Neighbors fed up as residential road used as traffic detour in e - | WBTV Charlotte

Neighbors fed up as residential road used as traffic detour in east Charlotte

Ben Williamson/WBTV Ben Williamson/WBTV

More than 70 homes sit along Charleston Drive just off of Independence Boulevard in east Charlotte. 

However, since the beginning of construction to widen Interstate 74, drivers have been using Charleston Drive as a way to avoid the congestion on Independence Boulevard. The problem is, Charleston Drive is a road that leads to nowhere and offers a dead end with no way for drivers to cut through.

“A lot of them turn right here. One of them already turned and hit the mailbox and knocked it down,” said Bonny Dockery, who lives on Charleston Drive. 
“You can count who is coming in and who is going out. You can tell as they come in.”

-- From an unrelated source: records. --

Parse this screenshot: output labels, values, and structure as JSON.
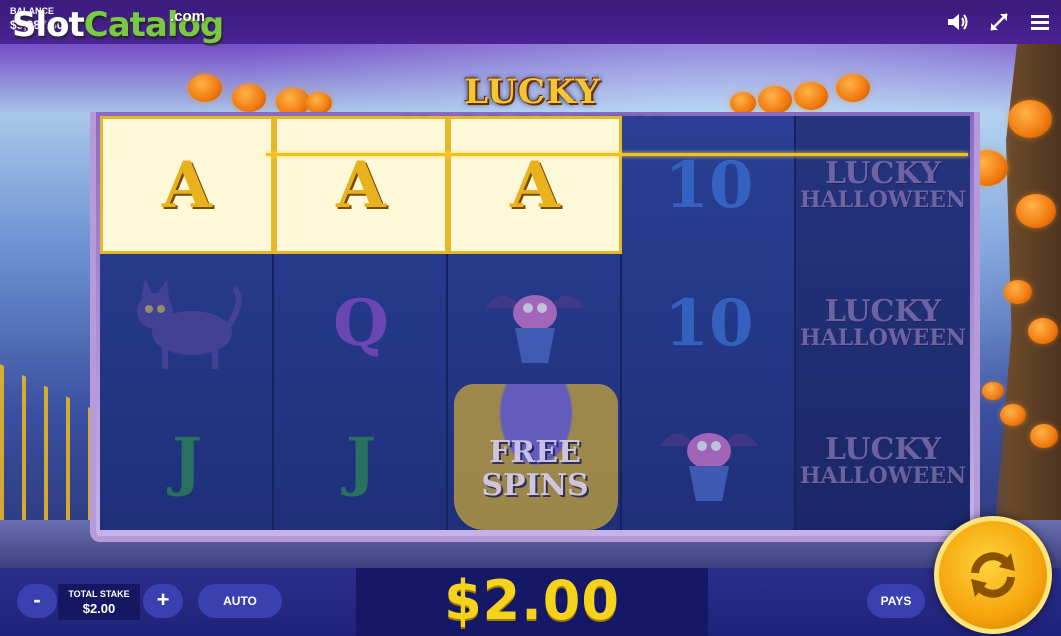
{
  "header": {
    "balance_label": "BALANCE",
    "balance_value": "$9,987.50",
    "watermark_slot": "Slot",
    "watermark_catalog": "Catalog",
    "watermark_com": ".com",
    "icons": [
      "sound-icon",
      "fullscreen-icon",
      "menu-icon"
    ]
  },
  "game": {
    "title": "LUCKY HALLOWEEN"
  },
  "reels": [
    {
      "top": "A",
      "middle": "cat",
      "bottom": "J"
    },
    {
      "top": "A",
      "middle": "Q",
      "bottom": "J"
    },
    {
      "top": "A",
      "middle": "cupcake",
      "bottom": "free-spins"
    },
    {
      "top": "10",
      "middle": "10",
      "bottom": "cupcake"
    },
    {
      "top": "lucky-halloween",
      "middle": "lucky-halloween",
      "bottom": "lucky-halloween"
    }
  ],
  "symbols": {
    "A": "A",
    "Q": "Q",
    "J": "J",
    "ten": "10",
    "free_spins_line1": "FREE",
    "free_spins_line2": "SPINS",
    "logo_line1": "LUCKY",
    "logo_line2": "HALLOWEEN"
  },
  "footer": {
    "minus_label": "-",
    "plus_label": "+",
    "total_stake_label": "TOTAL STAKE",
    "total_stake_value": "$2.00",
    "auto_label": "AUTO",
    "win_amount": "$2.00",
    "pays_label": "PAYS"
  },
  "colors": {
    "accent_gold": "#f5d21c",
    "bar_blue": "#2b2f8a",
    "button_blue": "#3a40b0"
  }
}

Residents that live along Charleston Drive say they have seen hundreds of cars travel down their road daily. The drivers then quickly turn back around and leave.

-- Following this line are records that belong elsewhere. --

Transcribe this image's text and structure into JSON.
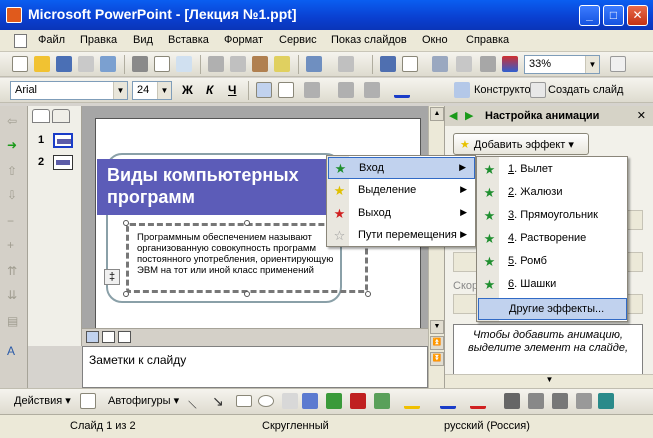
{
  "window": {
    "title": "Microsoft PowerPoint - [Лекция №1.ppt]",
    "min": "_",
    "max": "□",
    "close": "✕"
  },
  "menu": [
    "Файл",
    "Правка",
    "Вид",
    "Вставка",
    "Формат",
    "Сервис",
    "Показ слайдов",
    "Окно",
    "Справка"
  ],
  "help_close": "✕",
  "toolbar1": {
    "zoom": "33%"
  },
  "toolbar2": {
    "font": "Arial",
    "size": "24",
    "bold": "Ж",
    "italic": "К",
    "underline": "Ч",
    "designer": "Конструктор",
    "new_slide": "Создать слайд"
  },
  "slides_pane": {
    "items": [
      "1",
      "2"
    ]
  },
  "slide": {
    "title": "Виды компьютерных программ",
    "body": "Программным обеспечением называют организованную совокупность программ постоянного употребления, ориентирующую ЭВМ на тот или иной класс применений"
  },
  "notes": "Заметки к слайду",
  "taskpane": {
    "title": "Настройка анимации",
    "add_effect": "Добавить эффект",
    "modify_label": "Скор",
    "hint": "Чтобы добавить анимацию, выделите элемент на слайде,"
  },
  "effect_menu": {
    "items": [
      {
        "label": "Вход",
        "ul": "В",
        "icon_color": "#1f8f2f"
      },
      {
        "label": "Выделение",
        "ul": "ы",
        "icon_color": "#e0c000"
      },
      {
        "label": "Выход",
        "ul": "х",
        "icon_color": "#d02020"
      },
      {
        "label": "Пути перемещения",
        "ul": "П",
        "icon_color": "#999999"
      }
    ]
  },
  "entrance_menu": {
    "items": [
      {
        "num": "1",
        "label": ". Вылет"
      },
      {
        "num": "2",
        "label": ". Жалюзи"
      },
      {
        "num": "3",
        "label": ". Прямоугольник"
      },
      {
        "num": "4",
        "label": ". Растворение"
      },
      {
        "num": "5",
        "label": ". Ромб"
      },
      {
        "num": "6",
        "label": ". Шашки"
      }
    ],
    "more": "Другие эффекты..."
  },
  "drawbar": {
    "actions": "Действия",
    "autoshapes": "Автофигуры"
  },
  "status": {
    "slide": "Слайд 1 из 2",
    "design": "Скругленный",
    "lang": "русский (Россия)"
  },
  "colors": {
    "title_bar": "#0a4ee0",
    "slide_title_bg": "#5c5cb8",
    "menu_highlight": "#c1d2ee"
  }
}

“We all have children out here. It is a quiet community and it has now become a hassle,” said Madeleine Ziegler, who lives along Charleston Drive. “We are a community that is just fed up. There has to be something done.”

As hundreds of cars speed down the residential road and then turn around, tire marks have been left on driveways, mailboxes have been knocked down, fences have been destroyed and grass has been killed in several of the neighbor's yards. 

“They will not slow down and they just look at you wide eyed and then turn into your driveway,” said Samuel Monroe, whose driveway is marked with black tire marks. “I am talking a thousand cars a day. Not 500, that is low."

Crews have placed a road closure sign at the beginning of Charleston Drive and a police officer sits at the front of the road. However, residents say those precautions do very little.

“No concern, they do not care,” Ziegler said. 

WBTV counted as 22 drivers made their way onto Charleston Drive only to turn right back around. 

“I am afraid if they turn around and hit my grandchildren... then what?" said Dockery.

Residents and neighbors are just hoping drivers will stop using their small community to try and skirt around traffic.

“Dead end. It dead ends to nowhere,” said Ziegler.